Genetic factors may be important in the development of MAFLD in either obese or nonobese patients.[41] The SNP rs738409 of PNPLA3 has been most widely reported as a hereditary risk factor associated with MAFLD. Other SNPs also contribute to the development of NAFLD (such as HSD17B13 and MBOAT7).[42] However, as the gold standard for MAFLD, histology is limited as a quantitative analysis of liver steatosis.

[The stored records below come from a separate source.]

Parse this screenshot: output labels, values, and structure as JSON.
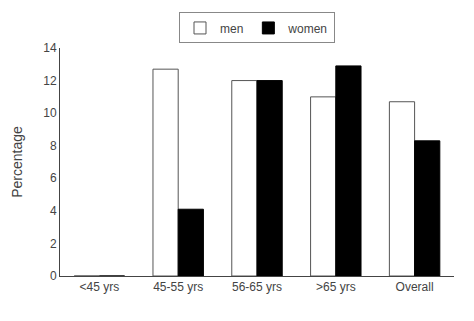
{
  "chart_data": {
    "type": "bar",
    "categories": [
      "<45 yrs",
      "45-55 yrs",
      "56-65 yrs",
      ">65 yrs",
      "Overall"
    ],
    "series": [
      {
        "name": "men",
        "color": "white",
        "values": [
          0,
          12.7,
          12.0,
          11.0,
          10.7
        ]
      },
      {
        "name": "women",
        "color": "black",
        "values": [
          0,
          4.1,
          12.0,
          12.9,
          8.3
        ]
      }
    ],
    "ylabel": "Percentage",
    "ylim": [
      0,
      14
    ],
    "yticks": [
      0,
      2,
      4,
      6,
      8,
      10,
      12,
      14
    ],
    "grid": false,
    "legend": "top"
  }
}
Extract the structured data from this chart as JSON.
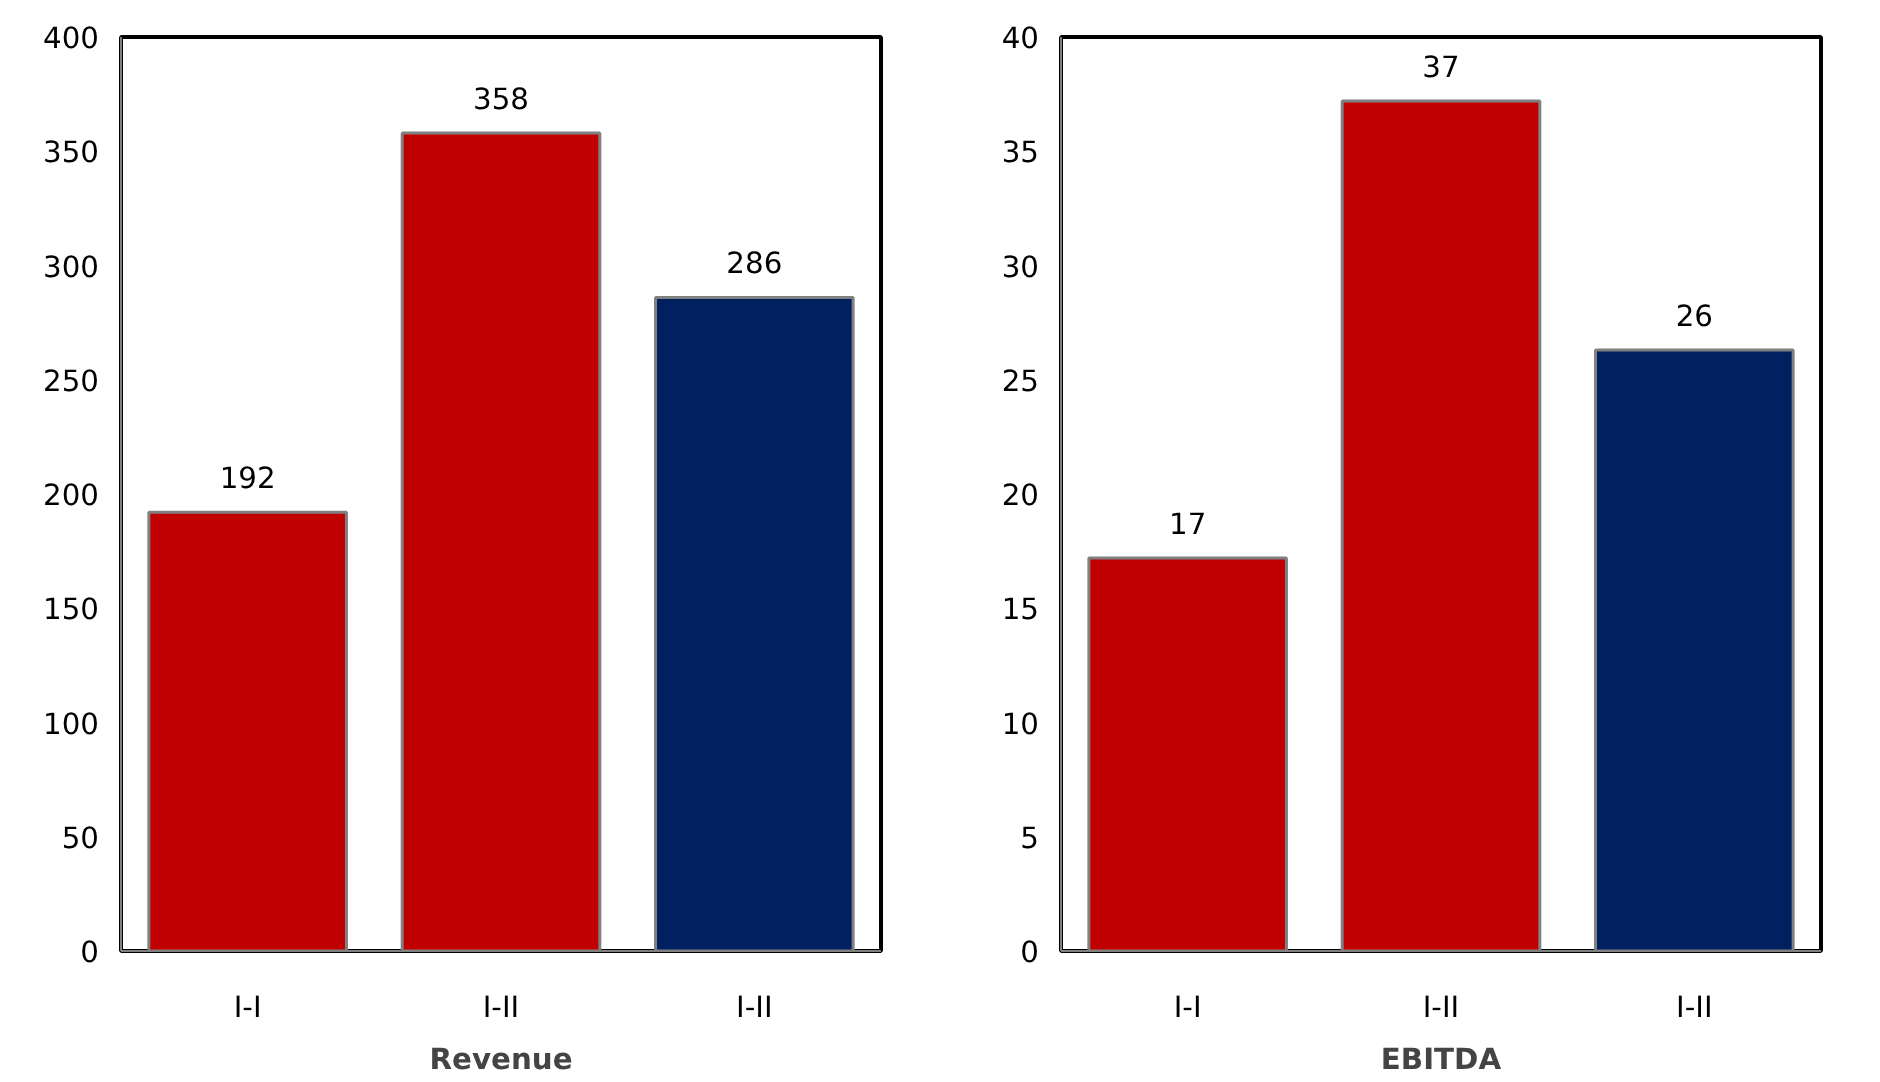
{
  "chart_data": [
    {
      "type": "bar",
      "xlabel": "Revenue",
      "categories": [
        "I-I",
        "I-II",
        "I-II"
      ],
      "values": [
        192,
        358,
        286
      ],
      "colors": [
        "#c00000",
        "#c00000",
        "#002060"
      ],
      "ylim": [
        0,
        400
      ],
      "yticks": [
        0,
        50,
        100,
        150,
        200,
        250,
        300,
        350,
        400
      ],
      "data_labels": true,
      "grid": false
    },
    {
      "type": "bar",
      "xlabel": "EBITDA",
      "categories": [
        "I-I",
        "I-II",
        "I-II"
      ],
      "values": [
        17.2,
        37.2,
        26.3
      ],
      "value_labels": [
        "17",
        "37",
        "26"
      ],
      "colors": [
        "#c00000",
        "#c00000",
        "#002060"
      ],
      "ylim": [
        0,
        40
      ],
      "yticks": [
        0,
        5,
        10,
        15,
        20,
        25,
        30,
        35,
        40
      ],
      "grid": false
    }
  ]
}
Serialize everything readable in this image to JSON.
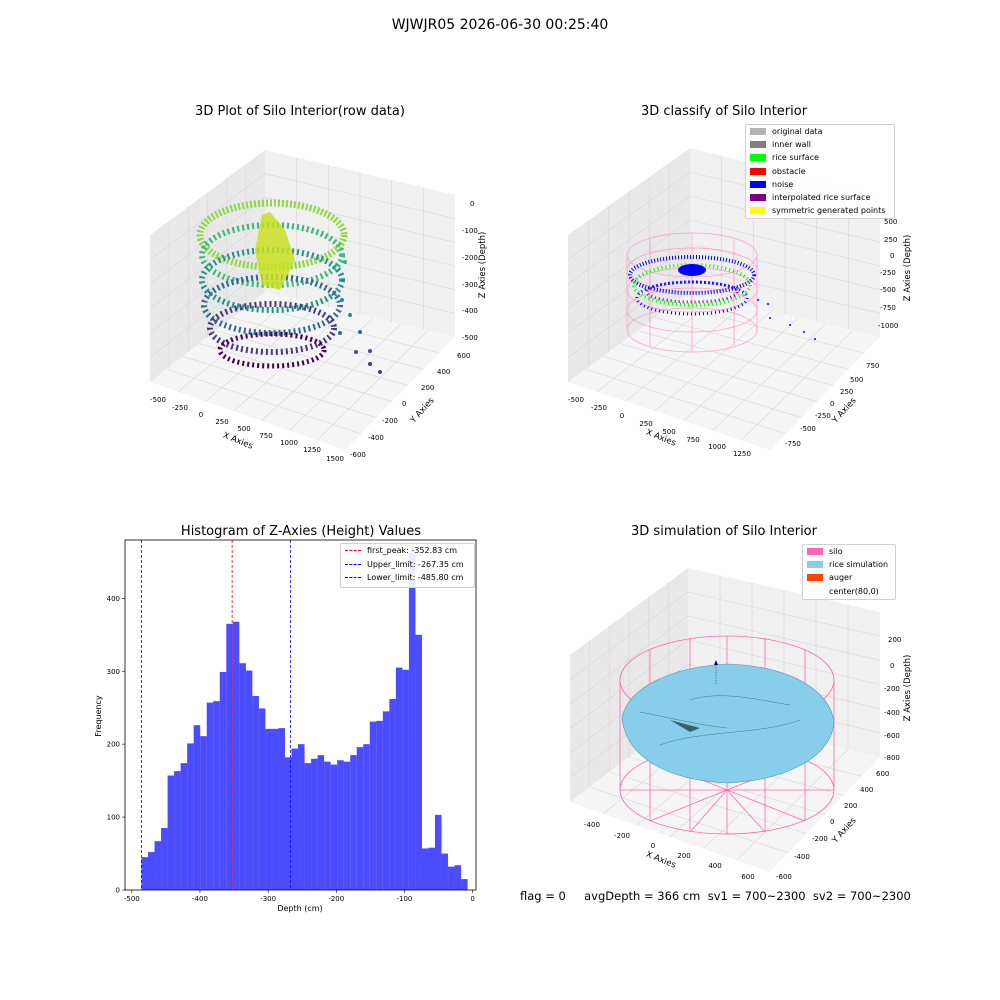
{
  "figure": {
    "suptitle": "WJWJR05 2026-06-30 00:25:40",
    "footer": "flag = 0     avgDepth = 366 cm  sv1 = 700~2300  sv2 = 700~2300"
  },
  "panels": {
    "raw": {
      "title": "3D Plot of Silo Interior(row data)",
      "xlabel": "X Axies",
      "ylabel": "Y Axies",
      "zlabel": "Z Axies (Depth)",
      "xticks": [
        "-500",
        "-250",
        "0",
        "250",
        "500",
        "750",
        "1000",
        "1250",
        "1500"
      ],
      "yticks": [
        "600",
        "400",
        "200",
        "0",
        "-200",
        "-400",
        "-600"
      ],
      "zticks": [
        "0",
        "-100",
        "-200",
        "-300",
        "-400",
        "-500"
      ]
    },
    "classify": {
      "title": "3D classify of Silo Interior",
      "xlabel": "X Axies",
      "ylabel": "Y Axies",
      "zlabel": "Z Axies (Depth)",
      "xticks": [
        "-500",
        "-250",
        "0",
        "250",
        "500",
        "750",
        "1000",
        "1250"
      ],
      "yticks": [
        "750",
        "500",
        "250",
        "0",
        "-250",
        "-500",
        "-750"
      ],
      "zticks": [
        "500",
        "250",
        "0",
        "-250",
        "-500",
        "-750",
        "-1000"
      ],
      "legend": [
        {
          "label": "original data",
          "color": "#b3b3b3"
        },
        {
          "label": "inner wall",
          "color": "#808080"
        },
        {
          "label": "rice surface",
          "color": "#00ff00"
        },
        {
          "label": "obstacle",
          "color": "#ff0000"
        },
        {
          "label": "noise",
          "color": "#0000ff"
        },
        {
          "label": "interpolated rice surface",
          "color": "#800080"
        },
        {
          "label": "symmetric generated points",
          "color": "#ffff00"
        }
      ]
    },
    "simulation": {
      "title": "3D simulation of Silo Interior",
      "xlabel": "X Axies",
      "ylabel": "Y Axies",
      "zlabel": "Z Axies (Depth)",
      "xticks": [
        "-400",
        "-200",
        "0",
        "200",
        "400",
        "600"
      ],
      "yticks": [
        "600",
        "400",
        "200",
        "0",
        "-200",
        "-400",
        "-600"
      ],
      "zticks": [
        "200",
        "0",
        "-200",
        "-400",
        "-600",
        "-800"
      ],
      "legend": [
        {
          "label": "silo",
          "color": "#ff69b4"
        },
        {
          "label": "rice simulation",
          "color": "#87ceeb"
        },
        {
          "label": "auger",
          "color": "#ff4500"
        },
        {
          "label": "center(80,0)",
          "color": ""
        }
      ]
    }
  },
  "chart_data": {
    "type": "bar",
    "title": "Histogram of Z-Axies (Height) Values",
    "xlabel": "Depth (cm)",
    "ylabel": "Frequency",
    "xlim": [
      -510,
      5
    ],
    "ylim": [
      0,
      480
    ],
    "xticks": [
      -500,
      -400,
      -300,
      -200,
      -100,
      0
    ],
    "yticks": [
      0,
      100,
      200,
      300,
      400
    ],
    "bin_start": -485.8,
    "bin_width": 9.57,
    "bar_color": "#0000ff",
    "values": [
      45,
      52,
      67,
      85,
      157,
      163,
      174,
      201,
      226,
      211,
      257,
      259,
      299,
      365,
      368,
      311,
      301,
      266,
      249,
      221,
      221,
      222,
      182,
      194,
      200,
      174,
      180,
      185,
      176,
      172,
      178,
      176,
      185,
      196,
      200,
      231,
      232,
      245,
      262,
      305,
      302,
      462,
      350,
      57,
      58,
      103,
      50,
      32,
      34,
      15
    ],
    "vlines": [
      {
        "label": "first_peak: -352.83 cm",
        "x": -352.83,
        "color": "#ff0000"
      },
      {
        "label": "Upper_limit: -267.35 cm",
        "x": -267.35,
        "color": "#0000ff"
      },
      {
        "label": "Lower_limit: -485.80 cm",
        "x": -485.8,
        "color": "#0000ff"
      }
    ],
    "legend_position": "top-right"
  }
}
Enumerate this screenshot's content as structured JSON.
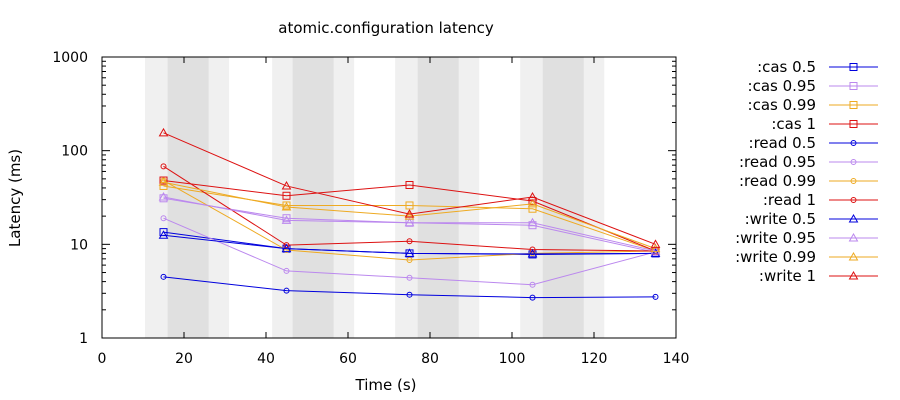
{
  "chart_data": {
    "type": "line",
    "title": "atomic.configuration latency",
    "xlabel": "Time (s)",
    "ylabel": "Latency (ms)",
    "xlim": [
      0,
      140
    ],
    "ylim": [
      1,
      1000
    ],
    "yscale": "log",
    "xticks": [
      "0",
      "20",
      "40",
      "60",
      "80",
      "100",
      "120",
      "140"
    ],
    "yticks": [
      "1",
      "10",
      "100",
      "1000"
    ],
    "grid": false,
    "legend_position": "right",
    "shaded_bands": [
      {
        "x0": 10.5,
        "x1": 31,
        "shade": "light"
      },
      {
        "x0": 16,
        "x1": 26,
        "shade": "dark"
      },
      {
        "x0": 41.5,
        "x1": 61.5,
        "shade": "light"
      },
      {
        "x0": 46.5,
        "x1": 56.5,
        "shade": "dark"
      },
      {
        "x0": 71.5,
        "x1": 92,
        "shade": "light"
      },
      {
        "x0": 77,
        "x1": 87,
        "shade": "dark"
      },
      {
        "x0": 102,
        "x1": 122.5,
        "shade": "light"
      },
      {
        "x0": 107.5,
        "x1": 117.5,
        "shade": "dark"
      }
    ],
    "series": [
      {
        "name": ":cas 0.5",
        "color": "#0000dd",
        "marker": "square",
        "points": [
          [
            15,
            13.5
          ],
          [
            45,
            9
          ],
          [
            75,
            8
          ],
          [
            105,
            7.8
          ],
          [
            135,
            8
          ]
        ]
      },
      {
        "name": ":cas 0.95",
        "color": "#bb88ee",
        "marker": "square",
        "points": [
          [
            15,
            31
          ],
          [
            45,
            19
          ],
          [
            75,
            17
          ],
          [
            105,
            16
          ],
          [
            135,
            8.2
          ]
        ]
      },
      {
        "name": ":cas 0.99",
        "color": "#eeaa22",
        "marker": "square",
        "points": [
          [
            15,
            42
          ],
          [
            45,
            26
          ],
          [
            75,
            26
          ],
          [
            105,
            24
          ],
          [
            135,
            8.5
          ]
        ]
      },
      {
        "name": ":cas 1",
        "color": "#dd1111",
        "marker": "square",
        "points": [
          [
            15,
            48
          ],
          [
            45,
            33
          ],
          [
            75,
            43
          ],
          [
            105,
            29
          ],
          [
            135,
            8.5
          ]
        ]
      },
      {
        "name": ":read 0.5",
        "color": "#0000dd",
        "marker": "circle",
        "points": [
          [
            15,
            4.5
          ],
          [
            45,
            3.2
          ],
          [
            75,
            2.9
          ],
          [
            105,
            2.7
          ],
          [
            135,
            2.75
          ]
        ]
      },
      {
        "name": ":read 0.95",
        "color": "#bb88ee",
        "marker": "circle",
        "points": [
          [
            15,
            19
          ],
          [
            45,
            5.2
          ],
          [
            75,
            4.4
          ],
          [
            105,
            3.7
          ],
          [
            135,
            8.3
          ]
        ]
      },
      {
        "name": ":read 0.99",
        "color": "#eeaa22",
        "marker": "circle",
        "points": [
          [
            15,
            48
          ],
          [
            45,
            8.7
          ],
          [
            75,
            6.8
          ],
          [
            105,
            8
          ],
          [
            135,
            8.5
          ]
        ]
      },
      {
        "name": ":read 1",
        "color": "#dd1111",
        "marker": "circle",
        "points": [
          [
            15,
            68
          ],
          [
            45,
            9.8
          ],
          [
            75,
            10.8
          ],
          [
            105,
            8.8
          ],
          [
            135,
            8.5
          ]
        ]
      },
      {
        "name": ":write 0.5",
        "color": "#0000dd",
        "marker": "triangle",
        "points": [
          [
            15,
            12.5
          ],
          [
            45,
            9
          ],
          [
            75,
            8
          ],
          [
            105,
            7.9
          ],
          [
            135,
            8
          ]
        ]
      },
      {
        "name": ":write 0.95",
        "color": "#bb88ee",
        "marker": "triangle",
        "points": [
          [
            15,
            32
          ],
          [
            45,
            18
          ],
          [
            75,
            17
          ],
          [
            105,
            17
          ],
          [
            135,
            8.5
          ]
        ]
      },
      {
        "name": ":write 0.99",
        "color": "#eeaa22",
        "marker": "triangle",
        "points": [
          [
            15,
            46
          ],
          [
            45,
            25
          ],
          [
            75,
            20
          ],
          [
            105,
            27
          ],
          [
            135,
            9
          ]
        ]
      },
      {
        "name": ":write 1",
        "color": "#dd1111",
        "marker": "triangle",
        "points": [
          [
            15,
            155
          ],
          [
            45,
            42
          ],
          [
            75,
            21
          ],
          [
            105,
            32
          ],
          [
            135,
            10
          ]
        ]
      }
    ]
  }
}
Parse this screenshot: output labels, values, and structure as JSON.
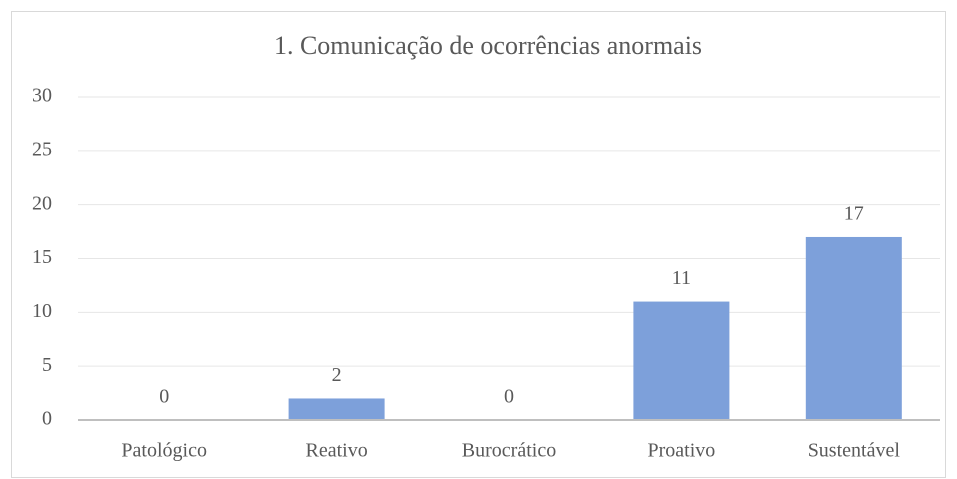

MRI-PDFF, which can quantify liver steatosis, uncovers minor changes in liver steatosis.
In this study, based on MRI-PDFF, a significantly higher LFC was found in patients with the PNPLA3 G allele; furthermore, subjects with the PNPLA3 G allele showed higher concentrations of biomarkers related to liver injury and tissue inflammation. Among nonobese subjects, people with the MBOAT7 T allele had a significantly higher LFC, and thus, the MBOAT7 T allele was identified as a risk factor in nonobese subjects. The HSD17B13 rs72613567 variant allele was associated with moderate/severe MAFLD in both the nonobese and whole cohorts.
UQCC1 plays a role in mitochondrial respiratory chain complex III protein expression and is structurally similar to the mouse Bfzb controlling mouse brown fat.[43, 44] Previous associations at the UQCC1 rs4911494 locus included arm fat reduction,[45] reduced height, reduced body weight, and increased WHRadjBMI.[46] In our study, UQCC1 rs878639 (A > G) was identified as having a protective role against MAFLD, and people with the variant allele showed lower LFC, CAP and UA, which has not been found in other studies, while apoptosis and inflammation markers were not found to be different. Higher GRSs showed more severe disease status, suggesting the role of genetic factors in MAFLD.
4.1 Strengths and limitations
The data were collected using standardized protocols, which add validity to our study’s results. To the best of our knowledge, this is the first study to investigate the clinical characteristics and serum biomarkers (including gene polymorphisms) of MAFLD patients in a Chinese population based on MRI-PDFF. As a foundation, this study first reported a MAFLD diagnostic model that uses a machine learning method based on MRI-PDFF. The small sample size is a main limitation in the study. The cross-sectional design of the study may represent a limitation. In cross-sectional analyses, reverse causation cannot be excluded. Further investigation needs to be conducted in follow-up studies.